Migrating to Bazel Modules (a.k.a. Bzlmod) - Repo Names, Macros, and Variables¶
The previous two posts in this series showed how to use runfiles mechanisms
and rules_pkg
mechanisms to avoid dealing with canonical repository names
under Bzlmod. However, one special case remains: when you need to depend on the
name of a repository directory, either at build time or runtime. This post
explains how to access canonical repository names in a portable way to solve
such problems. We'll use a macro when we can, and a custom Make
Variable when we can't, including when dealing with alias
targets.
This article is part of the series "Migrating to Bazel Modules (a.k.a. Bzlmod)":
- Migrating to Bazel Modules (a.k.a. Bzlmod) - The Easy Parts
- Migrating to Bazel Modules (a.k.a. Bzlmod) - Repo Names and Runfiles
- Migrating to Bazel Modules (a.k.a. Bzlmod) - Repo Names and rules_pkg
- Migrating to Bazel Modules (a.k.a. Bzlmod) - Repo Names, Macros, and Variables
Prerequisites¶
As usual with this series, it's important to be acquainted with the following concepts pertaining to external repositories:
If you wish to follow along with the examples, clone the EngFlow/example repository and change to the project directory like so:
Clone EngFlow/example and change to the example directory | |
---|---|
Examples of specific problems solved by macros or custom Make variables¶
The techiques covered throughout this post come from solutions to two specific problems in our codebase.

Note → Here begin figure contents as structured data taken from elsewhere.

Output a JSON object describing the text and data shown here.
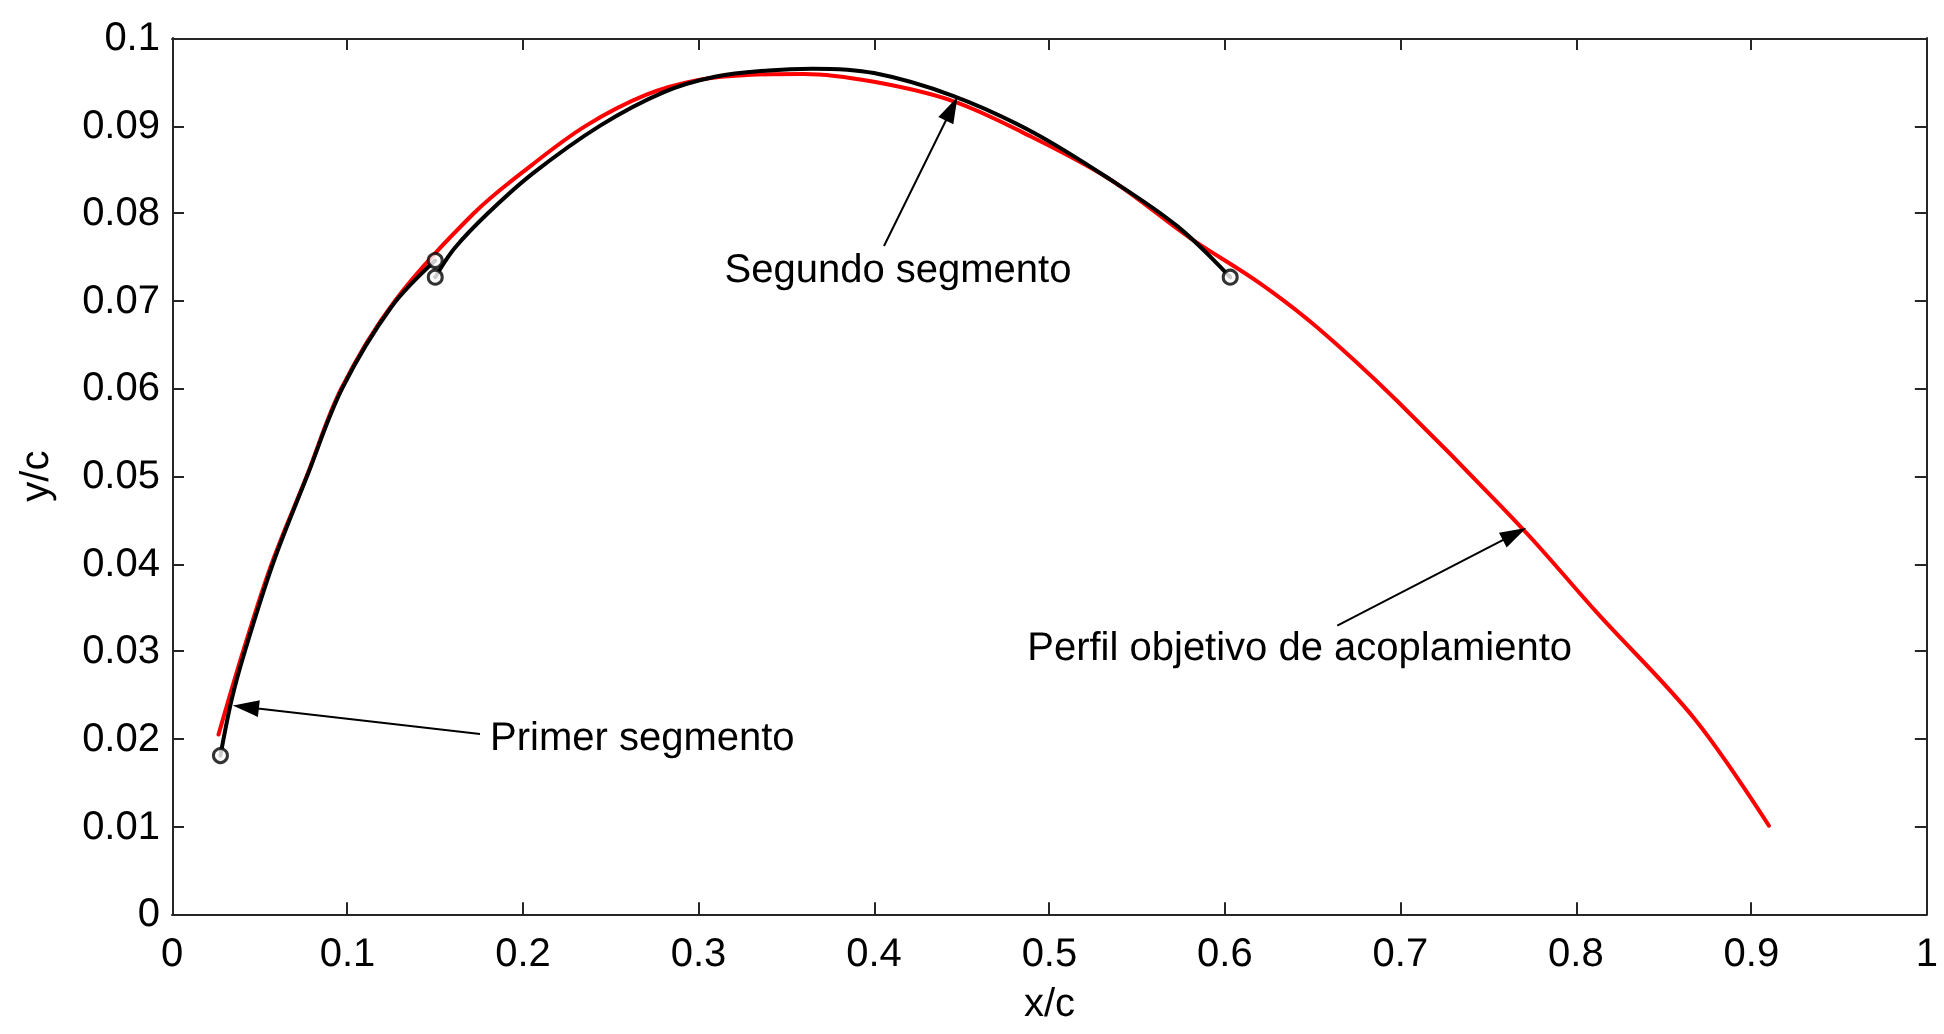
{
  "chart_data": {
    "type": "line",
    "xlabel": "x/c",
    "ylabel": "y/c",
    "xlim": [
      0,
      1
    ],
    "xticks": [
      0,
      0.1,
      0.2,
      0.3,
      0.4,
      0.5,
      0.6,
      0.7,
      0.8,
      0.9,
      1
    ],
    "ylim": [
      0,
      0.1
    ],
    "yticks": [
      0,
      0.01,
      0.02,
      0.03,
      0.04,
      0.05,
      0.06,
      0.07,
      0.08,
      0.09,
      0.1
    ],
    "grid": false,
    "marker": "none",
    "series": [
      {
        "color": "#ff0000",
        "x": [
          0.0265,
          0.0405,
          0.0568,
          0.0768,
          0.0965,
          0.127,
          0.172,
          0.205,
          0.236,
          0.27,
          0.3,
          0.33,
          0.36,
          0.4,
          0.445,
          0.49,
          0.535,
          0.58,
          0.62,
          0.653,
          0.698,
          0.77,
          0.8116,
          0.868,
          0.91
        ],
        "values": [
          0.0205,
          0.03,
          0.04,
          0.05,
          0.06,
          0.07,
          0.08,
          0.0855,
          0.09,
          0.0935,
          0.0952,
          0.0958,
          0.0959,
          0.095,
          0.0928,
          0.0887,
          0.0838,
          0.0772,
          0.072,
          0.0669,
          0.0586,
          0.0439,
          0.0345,
          0.0222,
          0.0101
        ]
      },
      {
        "color": "#000000",
        "x": [
          0.0276,
          0.034,
          0.0415,
          0.0575,
          0.077,
          0.097,
          0.125,
          0.15
        ],
        "values": [
          0.0181,
          0.0245,
          0.03,
          0.04,
          0.05,
          0.06,
          0.0693,
          0.0746
        ]
      },
      {
        "color": "#000000",
        "x": [
          0.15,
          0.161,
          0.18,
          0.206,
          0.244,
          0.28,
          0.31,
          0.34,
          0.365,
          0.4,
          0.445,
          0.49,
          0.535,
          0.573,
          0.603
        ],
        "values": [
          0.0727,
          0.076,
          0.08,
          0.0846,
          0.09,
          0.0938,
          0.0956,
          0.0963,
          0.0965,
          0.096,
          0.0934,
          0.0893,
          0.0838,
          0.0785,
          0.0727
        ]
      },
      {
        "type": "scatter",
        "marker": "circle",
        "color": "#000000",
        "x": [
          0.0276,
          0.15,
          0.15,
          0.603
        ],
        "values": [
          0.0181,
          0.0746,
          0.0727,
          0.0727
        ]
      }
    ],
    "annotations": [
      "Primer segmento",
      "Segundo segmento",
      {
        "text": "Perfil objetivo de acoplamiento",
        "x": 0.77,
        "y": 0.0439
      }
    ]
  }
}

Custom JavaScript module loader for rules_nodejs's @npm//:node_modules
¶
The first post in this series mentioned that we're migrating our JavaScript rules from the deprecated rules_nodejs to aspect_rules_js. We also use esbuild to bundle our artifacts, and use a custom plugin to resolve our JavaScript module imports.

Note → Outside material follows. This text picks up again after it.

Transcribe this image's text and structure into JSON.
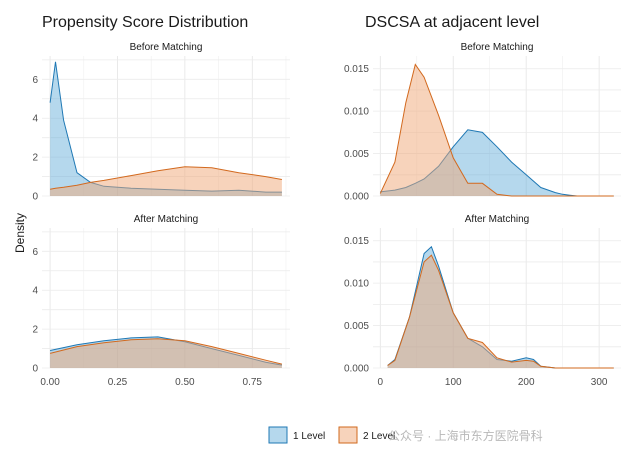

We'll talk about this later.
I'll cover how we got rules_nodejs
to work with Bzlmod in a later blog
post. It turns out that it can exist in the same project as
aspect_rules_js
, which is good news as far as avoiding a big bang
migration. There are other tricky aspects to completing the migration, but
thankfully, that's not one of them.
The problem is that this module loader plugin needs to scan the node_modules
directory in the @npm
repo exported by rules_nodejs
(i.e.,
@npm//:node_modules
). This plugin runs during the build, and there's no env
or other attribute we can use to pass the correct repository path through. So we
need to inject this path, including the canonical repo name for @npm
, into the
plugin's source.
The //:genrule-targets
target described in this post models our solution to
this problem. We're using a genrule and a custom Make variable to
generate a JavaScript module containing an exported constant with the correct
path.
This problem doesn't exist in aspect_rules_js
.
aspect_rules_js
creates a node_modules
directory under bazel-bin
,
avoiding this specific problem. But this approach is still good to know in
case you're facing a similar problem with another external repository.
Updating an environment variable in a cmake
build target¶
We have a vendored dependency that normally builds with cmake, which we
build using the cmake
rule from rules_foreign_cc (currently version
0.10.1). This target also depends on GNU Bison, which we use via
rules_bison.
Bison requires access to some data files at build time, at a location defined by
the BISON_PKGDATADIR
environment variable. rules_bison
normally manages this
variable, but relying on the default produces the following error for this
particular target:
bison error before setting BISON_PKGDATADIR properly | |
---|---|
The actual BISON_PKGDATADIR
files reside within the runfiles directory for the
@bison_v3.3.2//bin:bison
target created by rules_bison
. However, this
target, which users depend upon, is an alias
to a target in another repository
generated by rules_bison
that users should not depend upon. The runfiles
actually reside in that generated repository, as seen in the error output above,
not the @bison_v3.3.2
repository.
To solve this problem, we use a custom Make variable generated by the
custom repo_name_variable
Rule (described below) to create the correct
BISON_PKGDATADIR
path.
Look what I found after sending this post for review...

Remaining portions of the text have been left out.